Eravamo in Nepal, io e Mara, mia moglie. Si ha quest’idea del manto dell’elefante, che sia coriaceo. In realtà è morbidissimo. E’ un po’ quest’idea, della possanza del poeta come dell’elefante, sotto certi punti di vista nasconde una pelle tenera e fragilissima. Si ferisce facilmente la pelle dell’elefante, è tutto fuorché una corazza. Per quello che diventa così intelligente, deve esserlo per tutelarsi, per non farsi male. I baci e le carezze sono grandi metafore, ma sono anche realtà fondamentali, soprattutto in questi tempi. La vicinanza di corpi è necessaria non solo al bambino, ma anche all’adulto.
Poi c’è la parte sensuale del mondo: carezze e baci è anche fare l’amore con l’esistenza, entrarci davvero nelle cose. E’ la parte anche che ti fa vivere senza risparmiarti, ti fa bruciare e rimanere vivo. Per me un poeta può essere sia un atleta della parola che un portatore di vita: che abbia cura della parola ma che sia anche vitale. La poesia è corpo e sangue ma anche anima.
Sei autore anche di libri rivolti all’infanzia e sei tu stesso padre di una “bestiolina celeste”, ormai ragazza.

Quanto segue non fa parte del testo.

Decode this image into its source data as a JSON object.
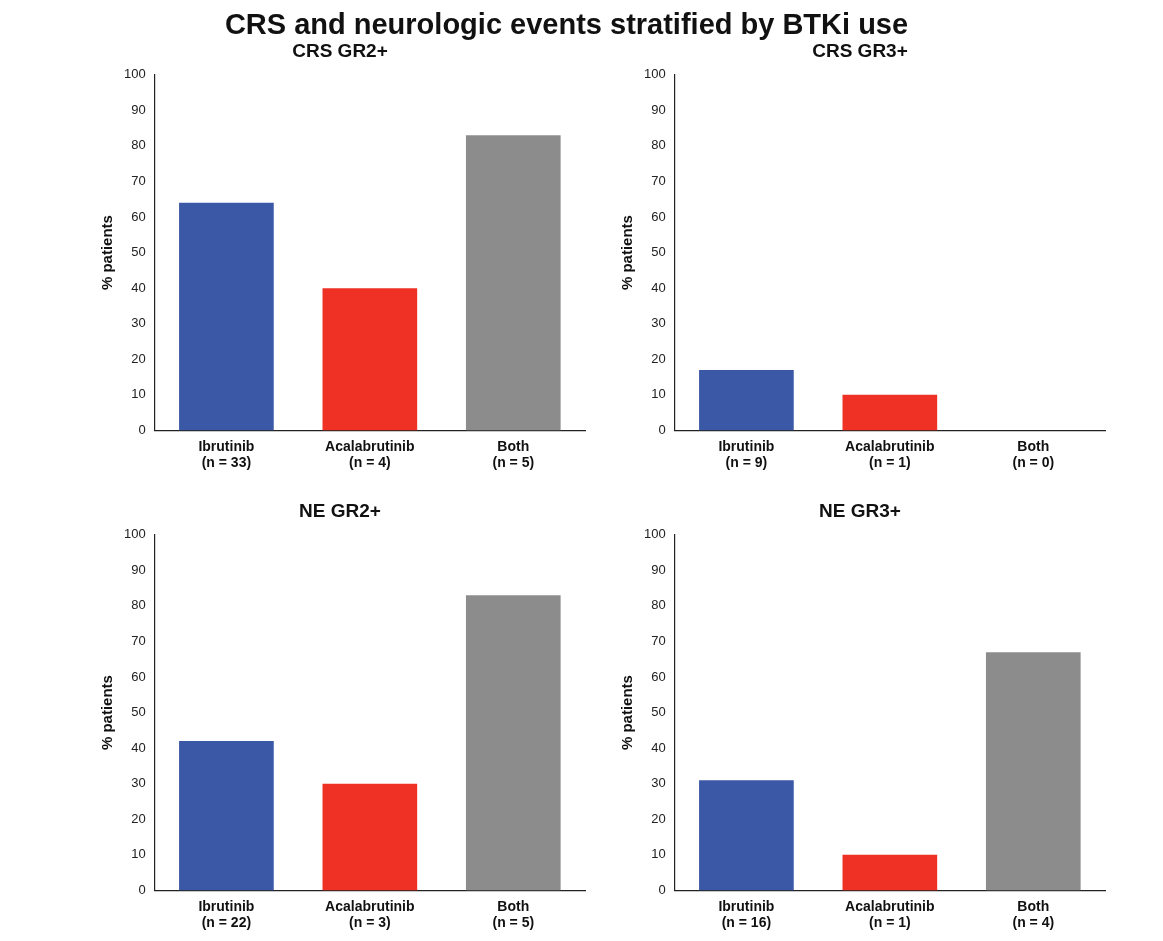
{
  "chart_data": [
    {
      "type": "bar",
      "title": "CRS and neurologic events stratified by BTKi use",
      "subtitle": "CRS GR2+",
      "ylabel": "% patients",
      "categories": [
        "Ibrutinib\n(n = 33)",
        "Acalabrutinib\n(n = 4)",
        "Both\n(n = 5)"
      ],
      "values": [
        64,
        40,
        83
      ],
      "colors": [
        "#3a58a6",
        "#ee3124",
        "#8c8c8c"
      ],
      "ylim": [
        0,
        100
      ],
      "yticks": [
        0,
        10,
        20,
        30,
        40,
        50,
        60,
        70,
        80,
        90,
        100
      ],
      "grid": false,
      "legend": false
    },
    {
      "type": "bar",
      "subtitle": "CRS GR3+",
      "ylabel": "% patients",
      "categories": [
        "Ibrutinib\n(n = 9)",
        "Acalabrutinib\n(n = 1)",
        "Both\n(n = 0)"
      ],
      "values": [
        17,
        10,
        0
      ],
      "colors": [
        "#3a58a6",
        "#ee3124",
        "#8c8c8c"
      ],
      "ylim": [
        0,
        100
      ],
      "yticks": [
        0,
        10,
        20,
        30,
        40,
        50,
        60,
        70,
        80,
        90,
        100
      ],
      "grid": false,
      "legend": false
    },
    {
      "type": "bar",
      "subtitle": "NE GR2+",
      "ylabel": "% patients",
      "categories": [
        "Ibrutinib\n(n = 22)",
        "Acalabrutinib\n(n = 3)",
        "Both\n(n = 5)"
      ],
      "values": [
        42,
        30,
        83
      ],
      "colors": [
        "#3a58a6",
        "#ee3124",
        "#8c8c8c"
      ],
      "ylim": [
        0,
        100
      ],
      "yticks": [
        0,
        10,
        20,
        30,
        40,
        50,
        60,
        70,
        80,
        90,
        100
      ],
      "grid": false,
      "legend": false
    },
    {
      "type": "bar",
      "subtitle": "NE GR3+",
      "ylabel": "% patients",
      "categories": [
        "Ibrutinib\n(n = 16)",
        "Acalabrutinib\n(n = 1)",
        "Both\n(n = 4)"
      ],
      "values": [
        31,
        10,
        67
      ],
      "colors": [
        "#3a58a6",
        "#ee3124",
        "#8c8c8c"
      ],
      "ylim": [
        0,
        100
      ],
      "yticks": [
        0,
        10,
        20,
        30,
        40,
        50,
        60,
        70,
        80,
        90,
        100
      ],
      "grid": false,
      "legend": false
    }
  ]
}
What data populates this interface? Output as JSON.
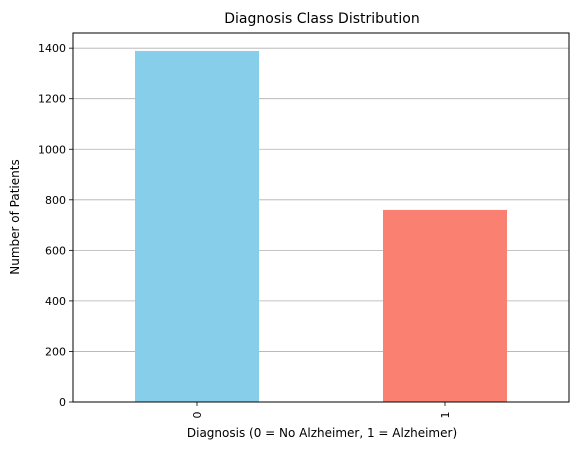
{
  "chart_data": {
    "type": "bar",
    "title": "Diagnosis Class Distribution",
    "xlabel": "Diagnosis (0 = No Alzheimer, 1 = Alzheimer)",
    "ylabel": "Number of Patients",
    "categories": [
      "0",
      "1"
    ],
    "values": [
      1389,
      760
    ],
    "colors": [
      "#87ceeb",
      "#fa8072"
    ],
    "ylim": [
      0,
      1460
    ],
    "yticks": [
      0,
      200,
      400,
      600,
      800,
      1000,
      1200,
      1400
    ],
    "grid": "y",
    "legend": "none"
  }
}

Hai scritto: “quando ero piccolo ero di gomma e brace/ da piccolo ero uno specchio/ ero una voce “. Questo luogo mitologico delle nostre esistenze, il tempo in cui eravamo bambini, in che modo nutre la tua poetica?
Non ho mai smesso di essere un bambino. Penso che tutto accada qui adesso sempre e per sempre. Così penso che questa condizione dell’infanzia te la porti dentro e continui a esistere in te. Poi la puoi seppellire, puoi diventare altro. Ma non si tratta della retorica del fanciullino, che mi irrita. E’ il fatto che tu hai questa parte di te che è brace, entusiasmo, etimologicamente davvero ‘comunione col dio’ (dal greco enthusiasmòs). Forse l’infanzia è davvero un po’ l’età dell’oro. Per i taoisti l’età dell’oro corrisponde al permanere nell’indistinto: è quello che mi piace del bambino, che non mette categorie o caselle. E’ capace anche di metterne di tremende, ma alla sua maniera: il suo contenitore è sempre aperto, gioca sempre con tutto. “In questo grande gioco non vinco, non perdo, m’addestro”, mi piace ricordarmi. La stessa cosa vale per l’identità: posso dirti cosa non sono, non quello che sono. Franco Loi stesso, alla domanda su chi lui fosse rispondeva: “Eh, non lo so chi sono. Un bambino di novant’anni forse”.